To understand the role of knowledge graphs and how they can be used to benefit a business, we asked Andreas Blumauer if we could repost one of his useful LinkedIn explainer posts. He kindly agreed! Andreas is the founder and CEO of Austrian-based Semantic Web Company, whose core product PoolParty Semantic Suite is the leading semantic AI platform for enterprise knowledge graphs, serving many of the Fortune 500.
Here he explains how knowledge graphs can be used in multiple ways to improve knowledge management capabilities, and add value to businesses in how they store and retrieve information for both staff and customers.
Knowledge management is better with knowledge graphs
Data is not information, and information is not yet knowledge. For decades there has been a heated debate about the fact that a functioning knowledge management system is not something that can be installed in an intranet like any software system, and that knowledge cannot be stored in documents or databases.
With the rise of knowledge graphs (KGs), many knowledge management practitioners have asked themselves the question whether KGs are just another database, or whether this is ultimately the missing link between the knowledge level and the information and data levels in the DIKW pyramid as depicted here.
Can knowledge graphs help to turn data and information into knowledge?
Knowledge graphs stimulate cross-departmental and interdisciplinary communication. They help to orchestrate information flows or to link activities and expertise or ultimately even knowledge workers in larger organisations that are initially isolated from each other, eg, through mechanisms of ‘Semantic Matchmaking‘. Knowledge graphs should therefore be able to fulfil an abundance of long-cherished wishes of the knowledge manager community.
Can knowledge graphs help to turn data and information into knowledge?
Let’s look at this systematically. Which typical challenge in knowledge management can be met with the help of KGs – and how?
- Keeping people motivated to share data and information – Provide controlled vocabularies so that people can trust that their sharing activities will be successful.
- Keeping shared information up to date and accurate – The continuous content analysis as part of the ongoing work on the knowledge graphs serves as a mechanism to keep both the metadata and the shared information up to date.
- Interpreting data and information effectively – KGs help that information derived by one person or group will be mapped or standardised in order to be meaningful to someone else in the organisation.
- Ensuring relevancy, making it easy for people to find what they are looking for – The algorithms for information retrieval focus mainly on relevancy scoring models. Knowledge graphs enable semantic content classification and context-driven searches, making a more accurate calculation of relevancy possible.
With the help of knowledge graphs, more active users benefit from more precise and relevant recommendations from the system.
- Rewarding active users – Instead of simply rewarding more active users with stars or thumbs-ups, they are rewarded directly with the help of knowledge graphs: more active users benefit from more precise and relevant recommendations from the system, since knowledge and interest profiles can be continuously updated and expanded with the help of semantic technologies.
- Facilitating collaboration among team members and different teams – Semantic matchmaking on the basis of graphs helps to network people according to their knowledge profiles.
- Providing more user-friendly IT-Systems – KGs are changing the way business users and developers can view data.
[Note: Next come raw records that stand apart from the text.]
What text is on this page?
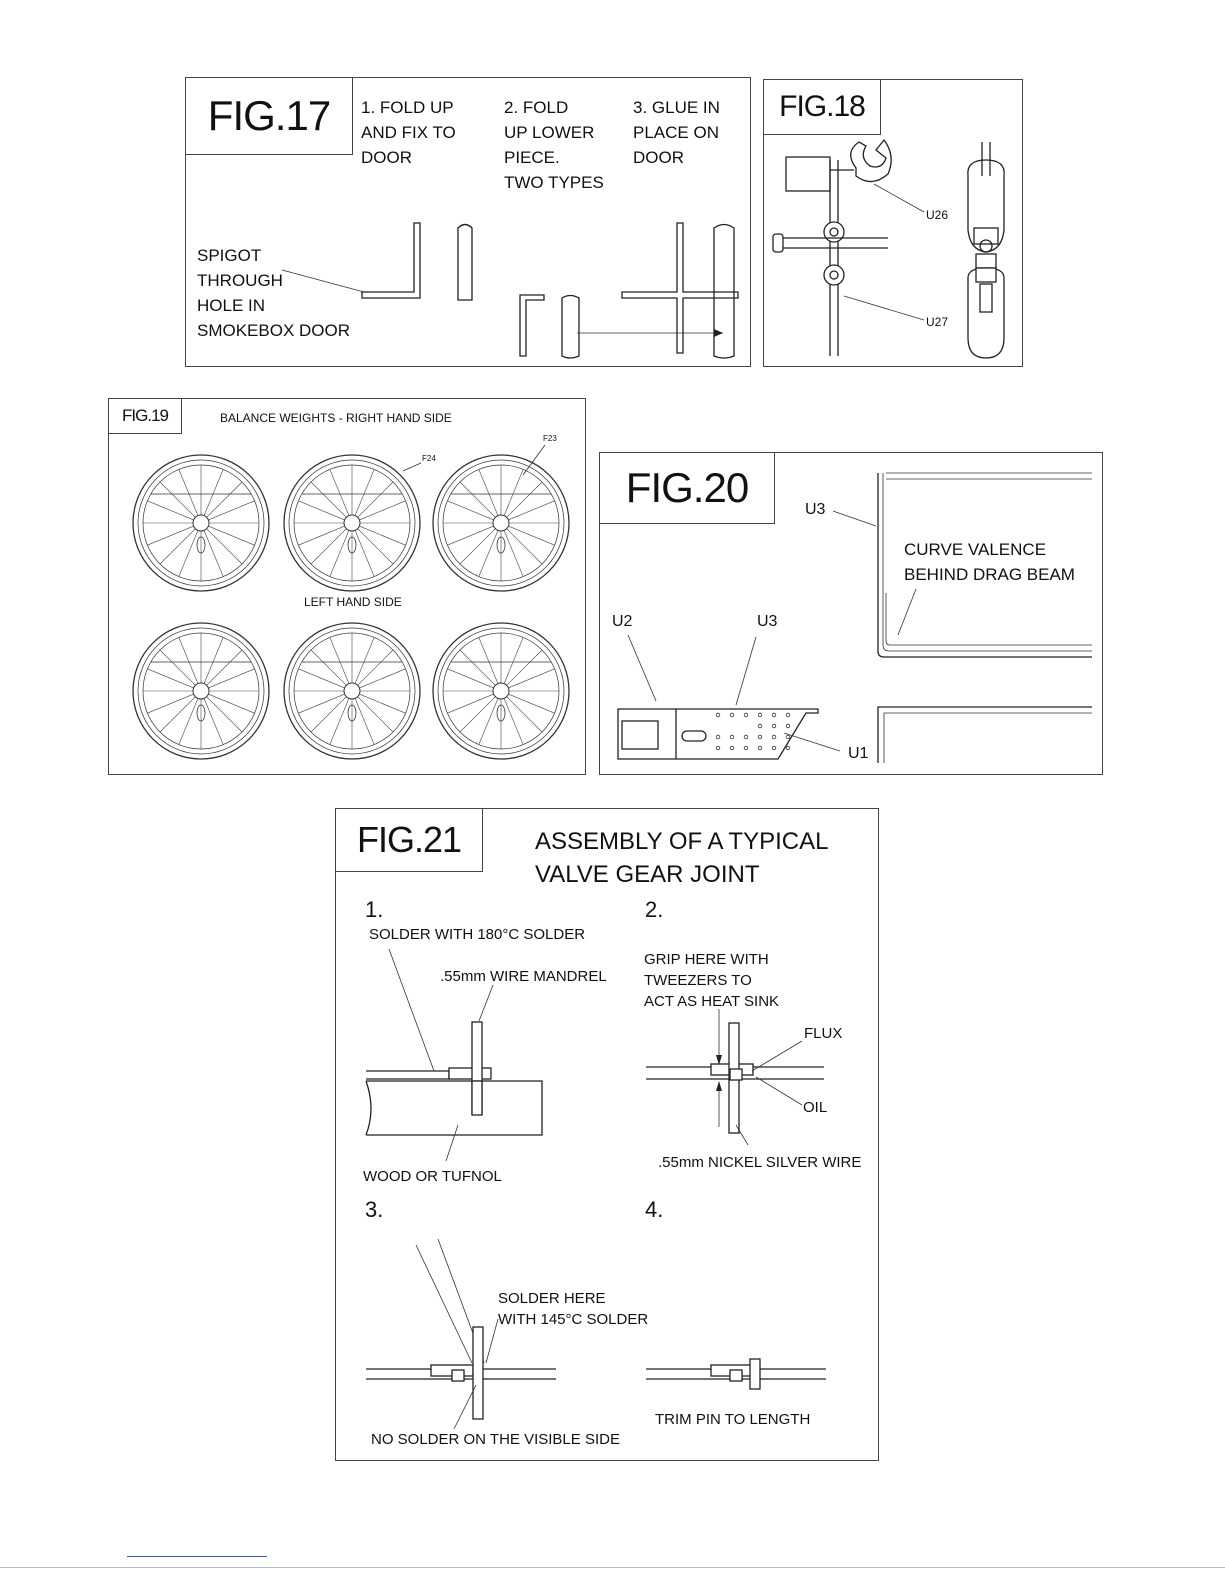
FIG.17 1. FOLD UP
AND FIX TO
DOOR
2. FOLD
UP LOWER
PIECE.
TWO TYPES
3. GLUE IN
PLACE ON
DOOR
SPIGOT
THROUGH
HOLE IN
SMOKEBOX DOOR
FIG.18
U26
U27
FIG.19	BALANCE WEIGHTS - RIGHT HAND SIDE
F24
F23
LEFT HAND SIDE
FIG.20	U3
CURVE VALENCE
BEHIND DRAG BEAM
U2	U3
U1
FIG.21	ASSEMBLY OF A TYPICAL
VALVE GEAR JOINT
1.
SOLDER WITH 180°C SOLDER
.55mm WIRE MANDREL
WOOD OR TUFNOL
2.
GRIP HERE WITH
TWEEZERS TO
ACT AS HEAT SINK
FLUX
OIL
.55mm NICKEL SILVER WIRE
3.
SOLDER HERE
WITH 145°C SOLDER
NO SOLDER ON THE VISIBLE SIDE
4.
TRIM PIN TO LENGTH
It is no longer the database engineers’ regime that determines how applications are developed, but rather how we as end users think about and interpret data. Therefore, KGs are not only a good basis for visualising knowledge, but also an effective way to organise data and make it available as an interface to developers and users along the actual business logic.
- Facilitating individual learning paths – Based on personal skills, competencies, interests and learning styles, there are many ways through a curriculum to achieve individual learning goals or next career steps. With a knowledge graph, learning systems are equipped with recommendation systems that can help people identify individual learning paths that fit into complex learning goal systems where individual and organisational interests are linked.
- Not-invented-here-syndrome: Overcoming the phenomenon of generating resistance within an organisation against externally developed knowledge requires a stronger focus on the principle of ‘inclusion’. Ongoing work on knowledge graphs can be organised in such a way that they are perceived as highly collaborative activities, and thus KGs will be widely accepted as central knowledge hubs.
It is clear that knowledge graphs will not replace a comprehensive knowledge management program but they should be embedded as an integral part of such a program. Ultimately, every department and every person involved in a KM program should be included in the process of designing, building and shaping an enterprise knowledge graph, which then not only links data but also brings people and their knowledge together.
Will knowledge graphs ultimately make us even wiser?
Coming back to the DIKW pyramid: knowledge graphs have great potential to finally link the more technically oriented layers of data and information with the human-centric knowledge management topic of knowledge. I am afraid that wisdom has to emerge elsewhere, and the missing link to knowledge has not yet been found.
This post first appeared on Andreas Blumauer’s LinkedIn and is reproduced here with his kind permission. Some contextual links added by Firehead.